Monday, May 27, 2013

Building Practical and Analytical Skills

Analytical skills are critical in today’s world, specially in areas like finance and accounting.  Trading simulations can be very effective in building these skills for a large base of students.  They have the inherent motivational advantage of being competitive, and the simulations can show students how analysis gives you an advantage and also what trading means in today's markets. 
 
Both our trading systems accomplish this goal:
  • Interactive trading simulations with price discovery
    • In this trading simulation, students trade securities with the each other; they experience market impact, liquidity, real-time reactions to the strategies of others, and so on.  But they can also prepare strategies to help them, as summarized in the following PDF file: Student Case Preparation Manual
      • The manual shows students how to model securities,value them in Excel, and use them to guide trading decisions.  They can use Excel formulas as well as VBA macros.  They can even develop automated trading algorithms and see how they algorithm competes against others.
    • Beyond that, they can build automated trading strategies in Excel and see how their strategy performs against others. 
  • Virtual trading simulations of real world securities
    • Here, students trade “against the tape,” i.e. they trade securities at prices that come from real world exchanges, but these are paper trades so they have no market impact.  Our approach is summarized in these projects.
    • The projects take them from simple calculations (e.g. how to calculate performance measures) to intermediate calculations (how to use Solver in Excel to create a diversified portfolio) to this comprehensive value investing project that combines stock selection strategies with financial statement analysis, and valuation.
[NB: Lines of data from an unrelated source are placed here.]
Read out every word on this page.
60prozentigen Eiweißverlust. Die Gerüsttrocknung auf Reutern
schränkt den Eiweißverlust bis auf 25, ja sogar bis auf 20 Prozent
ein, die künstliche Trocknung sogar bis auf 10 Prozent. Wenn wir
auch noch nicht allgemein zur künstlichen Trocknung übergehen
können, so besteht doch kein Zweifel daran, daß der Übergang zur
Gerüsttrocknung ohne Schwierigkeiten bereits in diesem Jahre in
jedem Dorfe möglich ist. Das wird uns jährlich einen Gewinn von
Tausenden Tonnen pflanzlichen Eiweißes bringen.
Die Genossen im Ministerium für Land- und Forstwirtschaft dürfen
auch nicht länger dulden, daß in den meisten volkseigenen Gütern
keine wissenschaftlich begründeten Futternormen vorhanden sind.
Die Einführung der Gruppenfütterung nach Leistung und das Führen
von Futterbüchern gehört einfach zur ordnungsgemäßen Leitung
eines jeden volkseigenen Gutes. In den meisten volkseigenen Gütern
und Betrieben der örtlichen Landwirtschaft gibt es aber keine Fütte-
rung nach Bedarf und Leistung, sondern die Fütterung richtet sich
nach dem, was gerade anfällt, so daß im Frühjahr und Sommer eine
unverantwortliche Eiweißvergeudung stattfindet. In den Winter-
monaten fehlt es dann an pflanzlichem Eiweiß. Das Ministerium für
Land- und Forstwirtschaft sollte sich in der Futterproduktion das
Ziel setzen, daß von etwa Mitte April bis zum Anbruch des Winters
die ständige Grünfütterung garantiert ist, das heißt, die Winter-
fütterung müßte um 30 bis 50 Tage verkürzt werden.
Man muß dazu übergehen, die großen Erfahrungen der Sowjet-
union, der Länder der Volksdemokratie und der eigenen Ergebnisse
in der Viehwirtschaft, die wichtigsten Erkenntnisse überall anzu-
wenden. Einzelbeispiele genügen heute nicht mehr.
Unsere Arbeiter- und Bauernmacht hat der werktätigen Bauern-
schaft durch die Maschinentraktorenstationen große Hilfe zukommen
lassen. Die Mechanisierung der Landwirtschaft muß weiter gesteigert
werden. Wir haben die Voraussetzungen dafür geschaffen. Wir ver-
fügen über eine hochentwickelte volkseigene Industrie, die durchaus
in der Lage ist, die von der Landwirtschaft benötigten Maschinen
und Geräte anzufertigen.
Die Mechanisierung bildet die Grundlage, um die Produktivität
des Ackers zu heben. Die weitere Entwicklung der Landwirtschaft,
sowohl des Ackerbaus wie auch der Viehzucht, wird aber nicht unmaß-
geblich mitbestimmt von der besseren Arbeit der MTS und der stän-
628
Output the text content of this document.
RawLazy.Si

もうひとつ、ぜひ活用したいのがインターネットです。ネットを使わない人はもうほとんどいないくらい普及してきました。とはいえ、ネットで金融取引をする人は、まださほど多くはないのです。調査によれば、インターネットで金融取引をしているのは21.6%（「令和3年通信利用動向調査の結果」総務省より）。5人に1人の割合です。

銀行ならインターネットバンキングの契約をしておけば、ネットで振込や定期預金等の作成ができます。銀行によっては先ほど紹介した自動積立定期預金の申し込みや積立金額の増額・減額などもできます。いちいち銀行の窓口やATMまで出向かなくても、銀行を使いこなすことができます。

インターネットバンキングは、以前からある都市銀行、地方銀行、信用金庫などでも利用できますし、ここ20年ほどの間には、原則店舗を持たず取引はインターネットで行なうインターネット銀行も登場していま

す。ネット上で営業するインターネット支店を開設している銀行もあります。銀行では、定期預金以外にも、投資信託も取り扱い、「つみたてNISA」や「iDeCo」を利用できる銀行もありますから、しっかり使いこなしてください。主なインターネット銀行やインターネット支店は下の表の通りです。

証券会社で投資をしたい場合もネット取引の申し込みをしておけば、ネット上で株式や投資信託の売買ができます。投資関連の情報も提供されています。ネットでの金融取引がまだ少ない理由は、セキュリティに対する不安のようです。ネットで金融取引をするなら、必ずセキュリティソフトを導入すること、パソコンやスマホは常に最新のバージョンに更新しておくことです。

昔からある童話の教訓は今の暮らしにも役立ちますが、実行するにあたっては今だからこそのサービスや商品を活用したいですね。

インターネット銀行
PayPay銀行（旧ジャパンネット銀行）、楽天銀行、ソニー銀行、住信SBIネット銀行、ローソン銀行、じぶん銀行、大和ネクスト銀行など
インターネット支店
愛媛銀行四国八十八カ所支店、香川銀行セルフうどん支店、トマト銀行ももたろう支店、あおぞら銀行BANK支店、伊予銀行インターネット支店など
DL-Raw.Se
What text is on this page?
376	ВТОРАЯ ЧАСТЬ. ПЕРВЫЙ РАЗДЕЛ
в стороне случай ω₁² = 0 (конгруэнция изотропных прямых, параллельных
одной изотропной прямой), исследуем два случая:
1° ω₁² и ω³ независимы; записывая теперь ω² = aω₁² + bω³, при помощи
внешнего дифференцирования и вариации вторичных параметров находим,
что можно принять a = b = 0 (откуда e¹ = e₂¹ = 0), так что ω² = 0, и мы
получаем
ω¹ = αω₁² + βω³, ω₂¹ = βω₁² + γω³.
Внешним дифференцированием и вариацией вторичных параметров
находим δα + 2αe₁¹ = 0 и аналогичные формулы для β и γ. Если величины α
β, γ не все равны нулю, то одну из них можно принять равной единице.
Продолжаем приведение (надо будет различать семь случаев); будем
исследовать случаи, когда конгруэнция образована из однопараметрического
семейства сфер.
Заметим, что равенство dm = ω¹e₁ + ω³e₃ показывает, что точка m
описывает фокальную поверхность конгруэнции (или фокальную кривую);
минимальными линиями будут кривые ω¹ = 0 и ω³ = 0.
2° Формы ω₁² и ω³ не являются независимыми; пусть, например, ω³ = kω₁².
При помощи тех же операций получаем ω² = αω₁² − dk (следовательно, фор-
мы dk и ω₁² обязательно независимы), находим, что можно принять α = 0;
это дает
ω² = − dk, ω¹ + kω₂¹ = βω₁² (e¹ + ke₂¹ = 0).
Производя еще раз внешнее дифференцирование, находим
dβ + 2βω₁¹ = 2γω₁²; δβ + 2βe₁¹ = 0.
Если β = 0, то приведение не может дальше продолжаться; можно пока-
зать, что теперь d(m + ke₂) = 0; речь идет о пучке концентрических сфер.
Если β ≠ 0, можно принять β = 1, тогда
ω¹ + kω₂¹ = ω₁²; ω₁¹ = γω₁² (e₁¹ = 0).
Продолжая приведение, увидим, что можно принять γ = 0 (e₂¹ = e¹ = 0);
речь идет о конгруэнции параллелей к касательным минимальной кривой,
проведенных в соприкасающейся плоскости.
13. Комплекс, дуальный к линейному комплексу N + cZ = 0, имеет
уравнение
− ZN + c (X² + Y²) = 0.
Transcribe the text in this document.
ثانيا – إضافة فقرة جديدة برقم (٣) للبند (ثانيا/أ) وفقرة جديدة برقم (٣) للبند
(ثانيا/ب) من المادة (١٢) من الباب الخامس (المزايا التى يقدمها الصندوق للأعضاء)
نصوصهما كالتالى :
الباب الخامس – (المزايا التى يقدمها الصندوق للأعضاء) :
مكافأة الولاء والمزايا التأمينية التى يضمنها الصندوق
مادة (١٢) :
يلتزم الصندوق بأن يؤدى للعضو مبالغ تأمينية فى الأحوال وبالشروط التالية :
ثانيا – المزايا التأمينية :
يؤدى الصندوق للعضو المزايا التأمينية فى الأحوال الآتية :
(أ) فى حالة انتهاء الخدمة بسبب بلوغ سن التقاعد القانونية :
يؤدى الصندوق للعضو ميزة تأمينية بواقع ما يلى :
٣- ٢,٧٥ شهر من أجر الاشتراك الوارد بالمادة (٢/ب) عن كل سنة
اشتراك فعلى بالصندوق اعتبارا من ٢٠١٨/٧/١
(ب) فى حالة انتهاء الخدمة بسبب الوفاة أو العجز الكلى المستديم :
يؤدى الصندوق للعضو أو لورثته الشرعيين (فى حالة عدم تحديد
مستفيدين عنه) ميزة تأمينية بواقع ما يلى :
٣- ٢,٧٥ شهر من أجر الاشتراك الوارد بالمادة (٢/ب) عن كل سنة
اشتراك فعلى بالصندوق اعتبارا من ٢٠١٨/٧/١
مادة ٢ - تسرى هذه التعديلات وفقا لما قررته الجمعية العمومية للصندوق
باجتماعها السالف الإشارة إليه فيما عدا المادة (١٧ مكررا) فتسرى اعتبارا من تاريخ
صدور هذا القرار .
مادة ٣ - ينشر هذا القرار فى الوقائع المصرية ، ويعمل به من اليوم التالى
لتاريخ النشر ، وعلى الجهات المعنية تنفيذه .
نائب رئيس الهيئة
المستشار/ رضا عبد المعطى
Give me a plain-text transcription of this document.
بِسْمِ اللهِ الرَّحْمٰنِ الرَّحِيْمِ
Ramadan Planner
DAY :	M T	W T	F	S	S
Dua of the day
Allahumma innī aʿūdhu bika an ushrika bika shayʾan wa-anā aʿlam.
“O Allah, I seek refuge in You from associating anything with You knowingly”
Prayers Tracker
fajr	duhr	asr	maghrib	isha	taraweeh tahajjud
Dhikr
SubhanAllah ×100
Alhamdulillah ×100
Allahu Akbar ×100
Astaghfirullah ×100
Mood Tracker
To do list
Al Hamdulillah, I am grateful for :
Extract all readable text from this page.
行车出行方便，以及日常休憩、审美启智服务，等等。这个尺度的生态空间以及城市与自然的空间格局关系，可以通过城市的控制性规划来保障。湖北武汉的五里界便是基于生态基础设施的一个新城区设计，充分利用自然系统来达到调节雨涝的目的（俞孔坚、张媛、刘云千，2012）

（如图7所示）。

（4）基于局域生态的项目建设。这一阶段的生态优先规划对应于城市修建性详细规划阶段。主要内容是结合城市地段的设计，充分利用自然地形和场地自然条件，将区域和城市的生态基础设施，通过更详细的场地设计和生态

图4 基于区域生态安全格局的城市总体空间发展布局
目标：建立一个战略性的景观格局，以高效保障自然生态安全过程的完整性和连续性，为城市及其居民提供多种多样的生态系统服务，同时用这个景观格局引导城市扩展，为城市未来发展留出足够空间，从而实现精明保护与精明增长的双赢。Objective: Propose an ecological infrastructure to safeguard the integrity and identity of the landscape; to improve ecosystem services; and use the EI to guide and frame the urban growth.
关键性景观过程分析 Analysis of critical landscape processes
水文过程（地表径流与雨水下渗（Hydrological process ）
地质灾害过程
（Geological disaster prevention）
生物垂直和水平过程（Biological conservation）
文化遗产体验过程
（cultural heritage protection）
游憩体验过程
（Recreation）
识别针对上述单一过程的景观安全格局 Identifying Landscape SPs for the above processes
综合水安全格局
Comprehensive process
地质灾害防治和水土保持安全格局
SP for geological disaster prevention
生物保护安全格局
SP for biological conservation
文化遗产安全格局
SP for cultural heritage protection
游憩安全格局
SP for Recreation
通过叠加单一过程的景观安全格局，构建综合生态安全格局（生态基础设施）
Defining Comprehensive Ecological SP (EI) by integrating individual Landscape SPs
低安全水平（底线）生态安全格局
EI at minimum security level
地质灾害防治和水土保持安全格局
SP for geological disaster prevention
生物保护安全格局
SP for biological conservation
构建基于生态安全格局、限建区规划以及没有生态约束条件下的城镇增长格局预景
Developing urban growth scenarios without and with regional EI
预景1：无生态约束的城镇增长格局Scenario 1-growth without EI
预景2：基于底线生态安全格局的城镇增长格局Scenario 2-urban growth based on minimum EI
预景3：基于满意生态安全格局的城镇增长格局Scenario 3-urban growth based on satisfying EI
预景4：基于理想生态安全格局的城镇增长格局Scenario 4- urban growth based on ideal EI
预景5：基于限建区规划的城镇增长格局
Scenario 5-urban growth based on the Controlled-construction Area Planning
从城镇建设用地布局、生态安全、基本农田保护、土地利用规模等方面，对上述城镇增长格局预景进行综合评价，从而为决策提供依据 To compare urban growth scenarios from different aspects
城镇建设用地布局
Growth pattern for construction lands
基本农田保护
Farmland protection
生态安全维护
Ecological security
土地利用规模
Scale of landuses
    • With derivatives, the analytics come into their own.  I particularly like this option hedging project, where you have to hedge the risk of a broad equity portfolio using only index options and futures (since you want to hedge the portfolio, not individual securities).  The technique they use (described in the project) is to use beta-weighted delta’s to manage risk. 
      • This is one place where FTS shines.  Without the real time analytics, managing portfolio risk becomes a very difficult task.  Imagine calculating all the implied volatilities, the option hedge parameters, and the basis risk manually in Excel every few seconds!
    • The algorithmic trading capability here is also very powerful.  It lets students develop real-time trading algorithms.  This lets them implement strategies that are close to impossible otherwise, such as optimal trade execution, basket or portfolio trades, and any type of dynamic trading exercise that requires continuous monitoring of markets.
      •  This is where FTS differs from other simulations.  Some offer more stocks that can be traded, but without tools that let you develop trading strategies, you are left with what you could do in the 1990's. 
    • Our instructor support and student feedback is second to none
      • Instructors have complete access to the entire history and performance of every student at any time
      • Student reports include detailed profit and loss reports on every trade as well as the usual measures of portfolio performance
Students can use tools such as our financial statement analysis module to build analytical depth,   One feature of this module is that it lets students work from first principles: they learn to be a true analyst, not just a consumer of other peoples research, by working with raw company filings and learning how to analyze and compare companies.  The software makes it easy to study several companies.  One really useful feature is that you can compare your calculations from those of financial data providers; this teaches you what assumptions they make, how they aggregate fields, and what they miss.